UI/UX Design vs Web Design: The Real Difference | Rademan Studios
What web design actually covers
Web design is the visual and technical layer. Layout, typography, colour, imagery, responsiveness, page speed, the build itself. A web designer, or a developer wearing a design hat, makes sure your site looks professional and renders properly across devices. That’s a real skill and it matters. But it answers one question: does this look good? It doesn’t answer the harder one: does this work?
What UI/UX design actually covers
UI (user interface) design is the layer people physically interact with: buttons, forms, navigation, the visual hierarchy that tells someone where to look first. UX (user experience) design is the research and structure underneath it: who’s using this, what are they trying to do, where do they get stuck, and how do you remove the friction between “I landed here” and “I did the thing I came to do.”
UI/UX design starts before a single pixel gets placed. It’s user research, information architecture, flows, wireframes, and testing, and only then visual design.
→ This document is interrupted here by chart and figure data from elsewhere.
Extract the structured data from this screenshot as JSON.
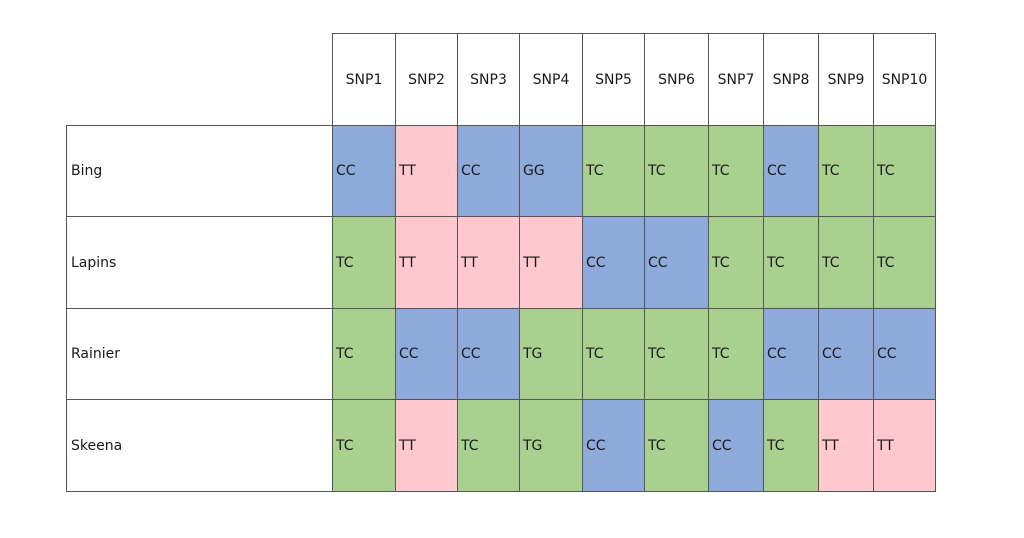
{
  "table": {
    "columns": [
      "SNP1",
      "SNP2",
      "SNP3",
      "SNP4",
      "SNP5",
      "SNP6",
      "SNP7",
      "SNP8",
      "SNP9",
      "SNP10"
    ],
    "rows": [
      {
        "label": "Bing",
        "values": [
          "CC",
          "TT",
          "CC",
          "GG",
          "TC",
          "TC",
          "TC",
          "CC",
          "TC",
          "TC"
        ]
      },
      {
        "label": "Lapins",
        "values": [
          "TC",
          "TT",
          "TT",
          "TT",
          "CC",
          "CC",
          "TC",
          "TC",
          "TC",
          "TC"
        ]
      },
      {
        "label": "Rainier",
        "values": [
          "TC",
          "CC",
          "CC",
          "TG",
          "TC",
          "TC",
          "TC",
          "CC",
          "CC",
          "CC"
        ]
      },
      {
        "label": "Skeena",
        "values": [
          "TC",
          "TT",
          "TC",
          "TG",
          "CC",
          "TC",
          "CC",
          "TC",
          "TT",
          "TT"
        ]
      }
    ]
  },
  "colors": {
    "TC": "#a9d08e",
    "TG": "#a9d08e",
    "CC": "#8eaadb",
    "GG": "#8eaadb",
    "TT": "#ffc7ce"
  }
}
When I rebuilt King Price Insurance’s quote journey, the UX work, simplifying a flow that was losing people at every step, is what drove roughly 1,000 additional leads a month within 90 days. The visual refresh helped. The UX restructuring is what moved the number.
Why the distinction matters for your business
If you hire a web designer expecting UX outcomes, you’ll get a site that photographs well in a portfolio and underperforms in your analytics. Bounce rate stays high, time on page stays low, and nobody can explain why, because nobody mapped the user journey in the first place. I see this constantly with South African businesses, from SMEs to established brands: a polished homepage sitting on top of a confusing, untested quote or checkout flow. The visual layer was someone’s job. The experience layer was nobody’s job.
How to tell which one you actually need
Ask yourself what you’re actually solving for. If your site looks dated but converts fine, that’s a web design problem: cosmetic, fixable with a visual refresh. If your site looks fine but leads, sign-ups, or sales underperform relative to your traffic, that’s a UX problem, and no amount of new fonts or hero imagery will fix it. Most businesses that come to me think they need “a redesign.” Half the time what they actually need is a UX audit first, so the redesign solves the right problem instead of repainting a structural one.
Why I do both, and why that’s rare
After 18 years across OgilvyOne, Quirk, Dentsu Trigger, and ninety9cents (where I was the youngest Digital Group Head appointed), I run Rademan® Studios out of Pretoria doing both disciplines myself: the research and structure, and the visual execution. Most agencies split these across departments, which means handoffs, dilution, and a strategy deck nobody on the build team actually reads. When one person owns UX and UI end to end, for clients like King Price, Discovery, OUTsurance, Checkers, and Platō, there’s no translation loss between why something’s built a certain way and how it actually gets built.